There was a really good article by Owen Smith MP - Labour Shadow Exchequer Secretary - in the Guardian yesterday on the government's proposed general anti-avoidance rule, about which I have written here. He said:
The GAAR will be presented as a major step forward, and trumpeted by Lib Dem ministers as evidence of their benign influence on Tory policy. Yet this claim, too, doesn't stand up to scrutiny and the reality is already dawning that, unless strengthened significantly, the new anti-avoidance measures will be a toothless tiger, biting only on a tiny proportion of "highly artificial and abusive" arrangements.
Worse still, set against the backdrop of HMRC budgets and capabilities that have been cut too far and too fast, the GAAR risks distracting vital attention from the everyday task of identifying and targeting instances of tax avoidance.
The judgment of the last Labour government, when considering a GAAR, was that a weak general rule with no real substance and only addressing the most specific circumstances was no substitute for targeted anti-avoidance legislation combined with a properly resourced Revenue & Customs.
If this government's rhetoric on tax avoidance is to become reality, ministers must make clear that HMRC has got the resources it needs to do its job to tackle tax avoidance and that their new general rule would have bitten on the Barclays scheme that they, and the previous government, sought to close down.
More generally, they must explain why their GAAR is set to challenge only "the most egregious tax avoidance schemes", with the overwhelming majority of tax avoidance measures deemed "reasonable responses to the choices afforded by (tax) legislation"? Why will there be no special rates of interest or penalties on tax recovered by use of the GAAR – as there is in every other country where one has been adopted? And why, inexplicably, are property taxes explicitly excluded from the draft legislation, including stamp duty land tax about which there are significant concerns?
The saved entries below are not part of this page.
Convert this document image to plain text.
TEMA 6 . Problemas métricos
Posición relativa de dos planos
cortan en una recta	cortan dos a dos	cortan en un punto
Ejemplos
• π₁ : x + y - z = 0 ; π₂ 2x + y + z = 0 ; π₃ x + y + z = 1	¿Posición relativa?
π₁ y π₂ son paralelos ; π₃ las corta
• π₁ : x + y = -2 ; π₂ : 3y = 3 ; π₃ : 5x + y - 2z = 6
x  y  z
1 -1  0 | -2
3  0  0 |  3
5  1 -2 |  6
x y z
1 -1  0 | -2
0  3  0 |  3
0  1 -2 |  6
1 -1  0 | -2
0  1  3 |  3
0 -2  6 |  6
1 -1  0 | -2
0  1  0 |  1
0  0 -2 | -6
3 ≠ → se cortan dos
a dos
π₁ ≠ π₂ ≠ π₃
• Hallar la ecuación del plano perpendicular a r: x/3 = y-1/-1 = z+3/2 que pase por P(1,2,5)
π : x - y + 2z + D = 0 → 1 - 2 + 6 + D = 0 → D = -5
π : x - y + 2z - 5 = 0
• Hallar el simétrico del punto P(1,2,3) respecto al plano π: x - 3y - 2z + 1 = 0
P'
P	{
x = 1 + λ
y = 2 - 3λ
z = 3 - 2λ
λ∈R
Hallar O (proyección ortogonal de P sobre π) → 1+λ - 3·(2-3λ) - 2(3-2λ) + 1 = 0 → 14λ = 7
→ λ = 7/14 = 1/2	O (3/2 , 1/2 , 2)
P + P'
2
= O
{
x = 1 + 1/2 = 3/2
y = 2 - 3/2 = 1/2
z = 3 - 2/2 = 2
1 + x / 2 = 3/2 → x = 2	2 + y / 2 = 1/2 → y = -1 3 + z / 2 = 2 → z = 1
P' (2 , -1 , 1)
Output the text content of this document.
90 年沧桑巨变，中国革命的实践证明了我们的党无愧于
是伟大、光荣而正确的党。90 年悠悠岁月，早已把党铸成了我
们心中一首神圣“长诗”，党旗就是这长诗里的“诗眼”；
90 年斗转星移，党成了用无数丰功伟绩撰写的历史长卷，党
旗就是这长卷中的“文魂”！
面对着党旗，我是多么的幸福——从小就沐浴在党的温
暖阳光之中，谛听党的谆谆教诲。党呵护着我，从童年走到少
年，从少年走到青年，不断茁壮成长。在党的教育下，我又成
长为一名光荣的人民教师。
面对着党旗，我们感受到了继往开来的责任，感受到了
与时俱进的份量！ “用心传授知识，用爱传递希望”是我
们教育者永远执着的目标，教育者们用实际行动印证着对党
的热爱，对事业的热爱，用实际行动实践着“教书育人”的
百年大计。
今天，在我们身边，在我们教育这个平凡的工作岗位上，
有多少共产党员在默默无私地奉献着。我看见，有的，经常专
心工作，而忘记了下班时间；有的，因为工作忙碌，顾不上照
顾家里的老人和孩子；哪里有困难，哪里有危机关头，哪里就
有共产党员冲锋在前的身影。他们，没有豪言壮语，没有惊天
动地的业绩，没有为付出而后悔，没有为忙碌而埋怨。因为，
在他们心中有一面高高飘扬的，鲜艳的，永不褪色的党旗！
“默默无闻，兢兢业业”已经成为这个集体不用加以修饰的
If the GAAR is to prove anything more than a PR stunt to salve Lib Dem consciences, it will need to grow teeth. If the chancellor brings forward anything less robust in his forthcoming budget, he will expose his unwillingness to truly tackle those who are cheating the system and avoiding paying their fair share of tax.
Quite so. And well said.
Good to have Labour on side. It's taken time, but the case for a general anti-avoidance principle is now overwhelming.